When someone has a shock they change forever. A shock will make damages and may also leave deep scars. Cultural shocks are just the same, and it is up to each one of us to make a decision: complain of the pain we had or keep going on. When I came to Taiwan, I didn't realize how much my life was going to change. I’m not talking about language, food or customs. In my case, after 9 months those barriers are being left behind already. Is easy to speak mandarin with Taiwanese people; is a little bit tricky to eat noodles with chopsticks, and is very exciting to jump into a scooter wearing a yellow plastic bag rain coat! Yet, there is one aspect that is amazingly hard to understand: People.

The university where I study accounts with a great number of foreigner students, which makes it a diverse place to learn about each other. Also, I have many Taiwanese friends who are my classmates. So…what do you expect when you have so many people from different parts of the world? Is it fights, misunderstandings…romance maybe?? Well, in my opinion I’ve found one very thing: Love.

Recently I got seriously sick.
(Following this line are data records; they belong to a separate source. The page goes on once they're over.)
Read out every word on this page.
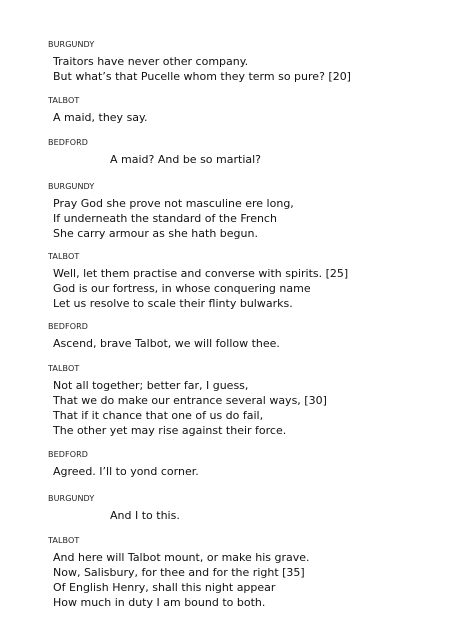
BURGUNDY
Traitors have never other company.
But what’s that Pucelle whom they term so pure? [20]
TALBOT
A maid, they say.
BEDFORD
A maid? And be so martial?
BURGUNDY
Pray God she prove not masculine ere long,
If underneath the standard of the French
She carry armour as she hath begun.
TALBOT
Well, let them practise and converse with spirits. [25]
God is our fortress, in whose conquering name
Let us resolve to scale their flinty bulwarks.
BEDFORD
Ascend, brave Talbot, we will follow thee.
TALBOT
Not all together; better far, I guess,
That we do make our entrance several ways, [30]
That if it chance that one of us do fail,
The other yet may rise against their force.
BEDFORD
Agreed. I’ll to yond corner.
BURGUNDY
And I to this.
TALBOT
And here will Talbot mount, or make his grave.
Now, Salisbury, for thee and for the right [35]
Of English Henry, shall this night appear
How much in duty I am bound to both.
It was difficult to move and I could not eat for a week so I had to be hospitalized for some days. Then I had to be moved to a different hospital. I thought the situation was getting worst. There was only one thought coming to my mind while they transferred me by ambulance to another hospital: I wanted to go back home! Later I had a surgery that leaved a scar on my body. But…was I ever alone during that time? No way!! My Taiwanese classmates were taking turns to take care of me at nights. They helped me explaining what the nurse or doctor said, helped me to go around and stand up from the bed because I was so weak that I could not do those things by myself. Yet, they were not the only ones looking out for me. My good foreigners friends were also always with me. People from the four corners of the world: Belizeans, Guatemalans, Gambians, St. Lucians, Thais, Americans, Salvadorians… and the list goes on and on. They all were with me during and after my sickness process. They all had a lot of things to do: studies, job or families. So why were all of them sacrificing so much for me? Many people around me say that they all did it because I’m a friendly person and I am always open to talk with anybody. Is it truth what they just said to me? Is it because I’m “good”? I don’t really think so. My firm belief is that is God who has brought me here and has surrounded me with such amazing persons although I don’t deserve it. This is the shock I am facing. Learning to understand how these people from all over the world are so kind and nice to others who does not belong to their county or family. For me the cultural shock not only included emotional scars (like being homesick, etc.) but also included a funny and cool scar on my belly. I already had some physical bruises made in Taiwan which I had while learning to ride bicycle all speed downhill in my campus, or while touching the scooter s buffers by accident! This scar is way more precious because it reminds me of all of my good friends in Taiwan and the great care they showed.